He pointed to the Haslam administration’s commitment to help existing business and industry to expand, and to do it with a low Tennessee tax base.
Tennessee Commissioner of Economic and Community Development Bill Hagerty called Whirlpool “... a household name that has chosen this workforce in this community to invest in again.
“We could not be more proud to have you here,” Hagerty told Whirlpool leaders. “It underscores one important fact, that Tennessee is the best state in the nation to do business.”
Although they did not have speaking roles in the ribbon-cutting ceremony, two of three members of the Bradley County legislative delegation toured the new plant and offered their congratulations.
“We believe that Whirlpool invested in the Cleveland plant because of the Cleveland people,” according to state Rep. Kevin Brooks, R-Cleveland representing the 24th Legislative District. “We are eager to show the world what we can do.”
He added, “We have prepared, planned and prayed for this day. We have had a groundbreaking, a dedication and now a ribbon cutting. An event, an investment, an exciting addition to our community deserves such celebration.”
Brooks said Tuesday’s ribbon cutting was the culmination to an appliance manufacturing story that began 133 years ago in Cleveland.
“This is a great day!” he stressed.
State Rep. Eric Watson, R-Cleveland representing the 22nd Legislative District, said the Whirlpool plant symbolizes more than a modern, state-of-the-art manufacturing facility. He pointed to its importance in the livelihood, the future and the dreams of Cleveland and Bradley County area families.
“This is all about people, and it’s all about a company that is willing to take a step forward for those people — some five generations whose lives have revolved around community, work, church and caring for their neighbors,” Watson said.
“This is truly a great day for Whirlpool, for Cleveland and Bradley County, for our state and for anyone who understands the significance of being ‘Invested in America,’” Watson added.
State Sen.
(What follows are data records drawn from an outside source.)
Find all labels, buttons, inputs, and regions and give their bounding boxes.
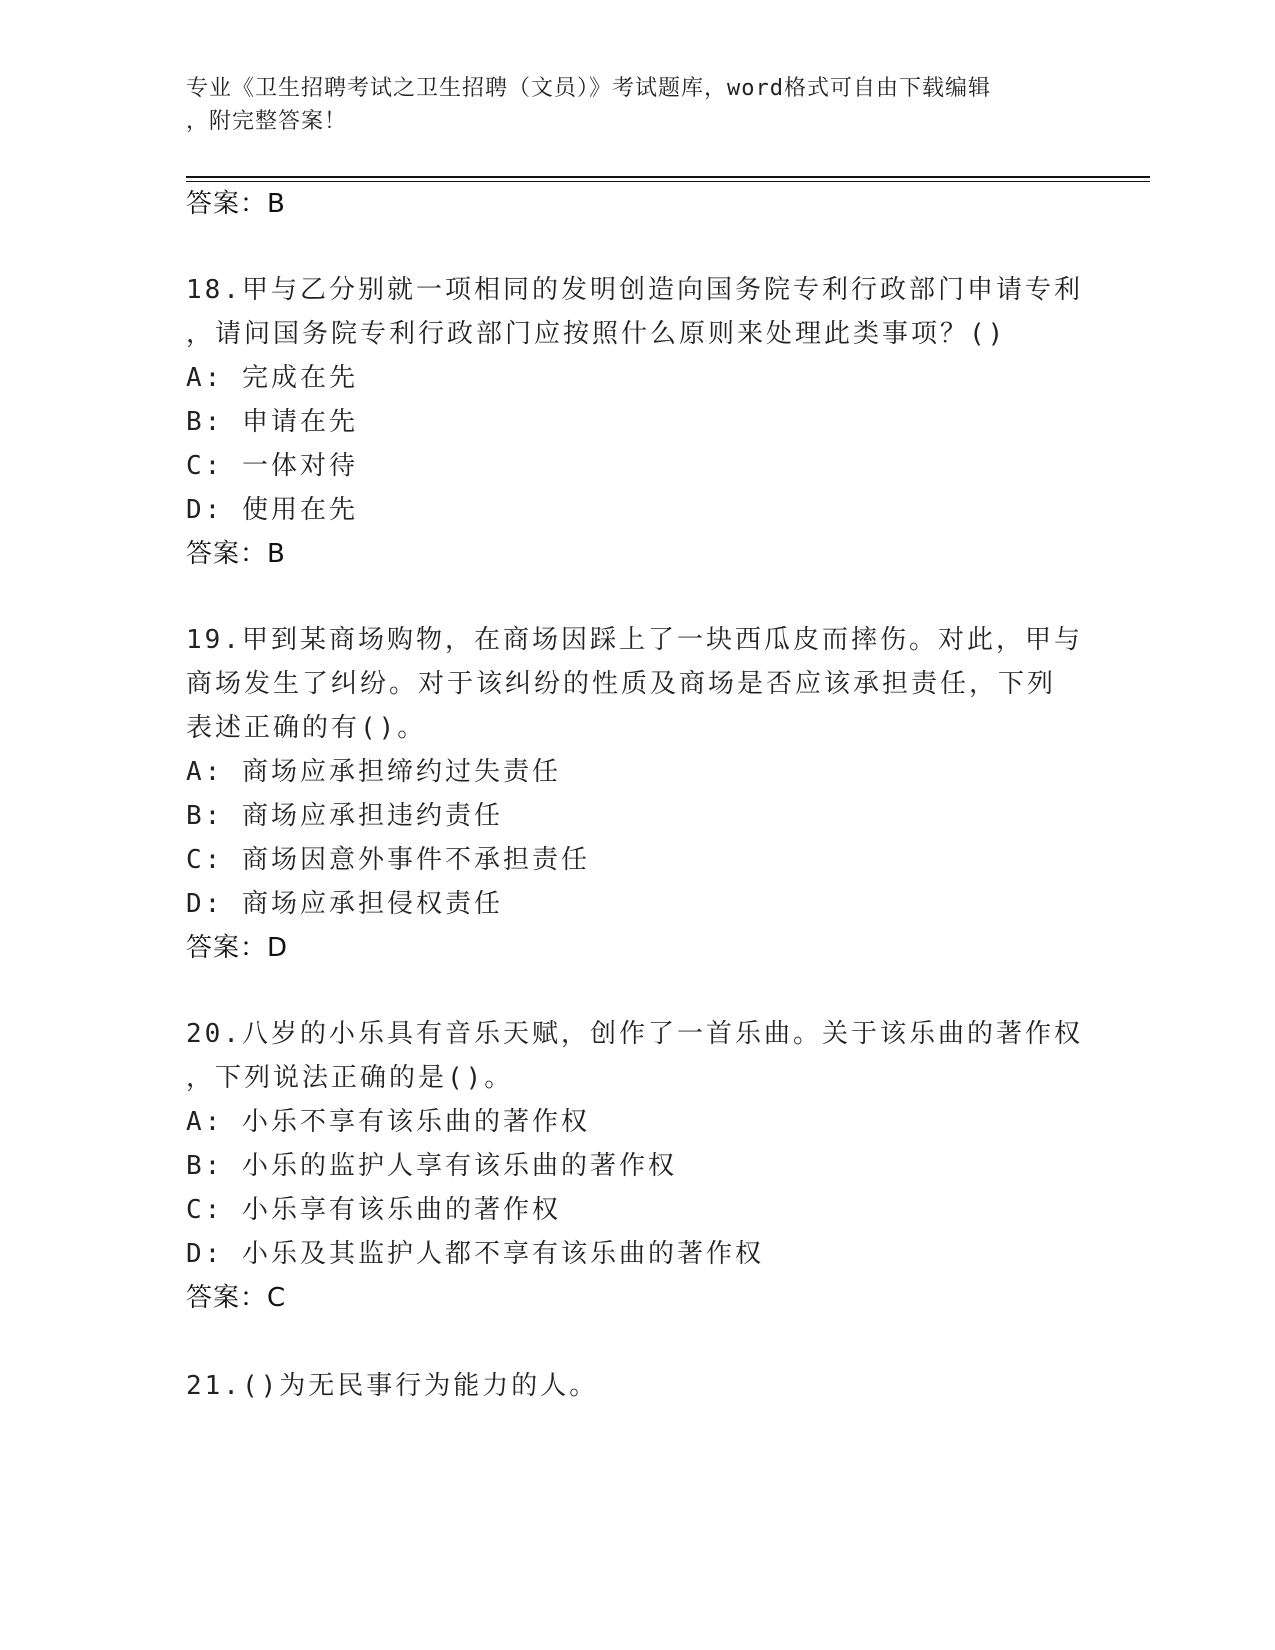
header-rule-thick: [186, 176, 1150, 178]
document-header: [186, 72, 1066, 138]
question-20-line-1: 20.八岁的小乐具有音乐天赋，创作了一首乐曲。关于该乐曲的著作权: [186, 1019, 1083, 1049]
question-19-line-1: 19.甲到某商场购物，在商场因踩上了一块西瓜皮而摔伤。对此，甲与: [186, 625, 1083, 655]
header-line-1: 专业《卫生招聘考试之卫生招聘（文员）》考试题库，word格式可自由下载编辑: [186, 76, 991, 101]
question-18-answer: 答案：B: [186, 539, 286, 569]
question-19-option-a: A: 商场应承担缔约过失责任: [186, 757, 561, 787]
question-19-line-3: 表述正确的有()。: [186, 713, 427, 743]
question-18-option-c: C: 一体对待: [186, 451, 358, 481]
question-20-option-c: C: 小乐享有该乐曲的著作权: [186, 1195, 561, 1225]
question-18-line-1: 18.甲与乙分别就一项相同的发明创造向国务院专利行政部门申请专利: [186, 275, 1083, 305]
question-18-line-2: ，请问国务院专利行政部门应按照什么原则来处理此类事项？(): [186, 319, 1007, 349]
question-20-line-2: ，下列说法正确的是()。: [186, 1063, 514, 1093]
question-20-option-d: D: 小乐及其监护人都不享有该乐曲的著作权: [186, 1239, 764, 1269]
question-19-option-d: D: 商场应承担侵权责任: [186, 889, 503, 919]
question-19-answer: 答案：D: [186, 933, 289, 963]
question-20-option-a: A: 小乐不享有该乐曲的著作权: [186, 1107, 590, 1137]
question-19-option-c: C: 商场因意外事件不承担责任: [186, 845, 590, 875]
question-20-option-b: B: 小乐的监护人享有该乐曲的著作权: [186, 1151, 677, 1181]
header-rule-thin: [186, 181, 1150, 182]
question-18-option-d: D: 使用在先: [186, 495, 358, 525]
question-19-option-b: B: 商场应承担违约责任: [186, 801, 503, 831]
answer-previous: 答案：B: [186, 189, 286, 219]
question-18-option-a: A: 完成在先: [186, 363, 358, 393]
question-18-option-b: B: 申请在先: [186, 407, 358, 437]
header-line-2: ，附完整答案！: [186, 109, 348, 134]
question-21-line-1: 21.()为无民事行为能力的人。: [186, 1371, 599, 1401]
question-20-answer: 答案：C: [186, 1283, 287, 1313]
question-19-line-2: 商场发生了纠纷。对于该纠纷的性质及商场是否应该承担责任，下列: [186, 669, 1057, 699]
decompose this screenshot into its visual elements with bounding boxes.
Mike Bell, R-Riceville representing the 9th Senatorial District, could not attend the ceremonies, but offered his congratulations as well.
“This ribbon cutting marks a truly momentous day for Cleveland and our surrounding communities as Whirlpool has been a valued partner in providing better job opportunities for so many of our citizens,” Bell said. “I am very honored to celebrate the visible beginning of a new era of Whirlpool with this state-of-the-art facility.”
Bell added, “I wish them many, many more years of success.”